9. Repeals Enhanced Funding for States for Community First Choice (CFC) Attendant Supports. Established under the ACA, the “Community First Choice Option” allows States to provide home and community-based attendant services and supports to eligible Medicaid enrollees under their State Medicaid Plan. CFC funds assist individuals with Activities of Daily Living (ADLs), habilitative services and emergency back-up systems like electronic indicators. CFC also gives states the option to cover many of the costs of transitioning individuals from institutional care to supported community living, including rent deposits, moving expenses and some nonmedical transportation. Some of these services compliment the transition services. AHCA repeals the 6% increase in funds established to cover these services starting January 1, 2020.
10. Limits Home Equity Exclusions. Currently, individuals needing nursing home or other long-term care services must have home equity below a certain limit to qualify for those Medicaid services. States can exclude up to $750,000 of these individuals’ home equity. AHCA prohibits states from exceeding $500,000 of home equity, starting 6 months after the bill is enacted into law, potentially limiting the availability of nursing home and other long term care services to individuals who may live in high-cost areas and have substantial home equity but limited income and other assets.

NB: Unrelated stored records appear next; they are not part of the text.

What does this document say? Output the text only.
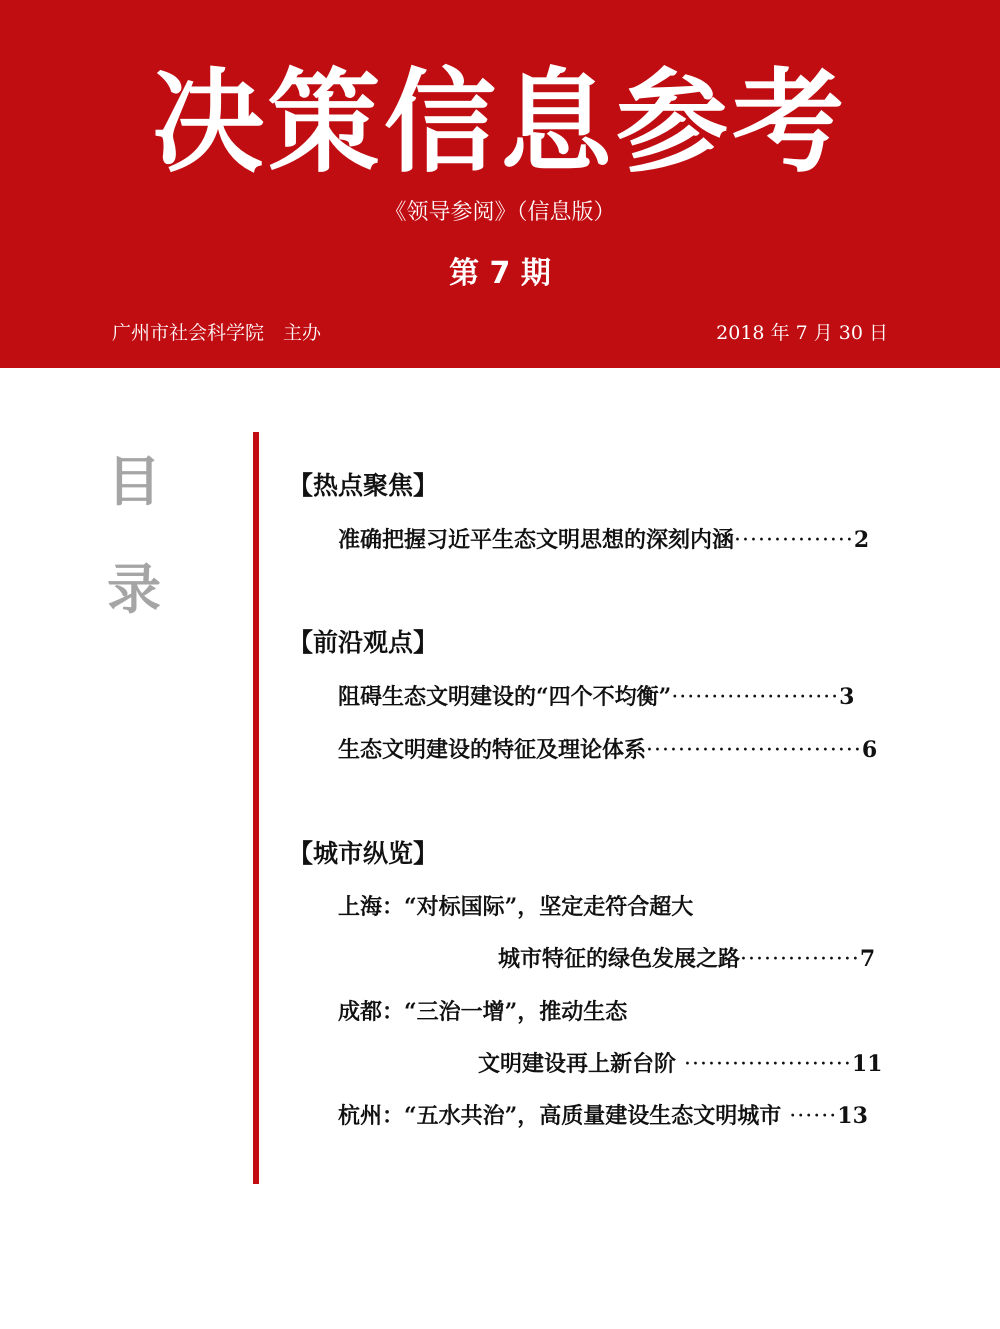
决策信息参考
《领导参阅》（信息版）
第 7 期
广州市社会科学院　主办	2018 年 7 月 30 日
目
录
【热点聚焦】
准确把握习近平生态文明思想的深刻内涵···············2
【前沿观点】
阻碍生态文明建设的“四个不均衡”·····················3
生态文明建设的特征及理论体系···························6
【城市纵览】
上海：“对标国际”，坚定走符合超大
城市特征的绿色发展之路···············7
成都：“三治一增”，推动生态
文明建设再上新台阶 ·····················11
杭州：“五水共治”，高质量建设生态文明城市 ······13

Changing the financing of Medicaid from a guarantee (or “entitlement”) to a per capita cap and these other changes to Medicaid threaten everyone — enrollees who receive services, health care providers who provide care through Medicaid, families who live and work without the worry of providing expensive care to a child with a debilitating illness or an older adult who needs home care or nursing home care, and all communities which benefit from the jobs created and the federal dollars flowing into our state economies. Cutting $880 billion in federal funding and 14 million individuals off Medicaid creates significant financial hardship for states and is devastating for low-income and vulnerable people everywhere. No one can afford these changes.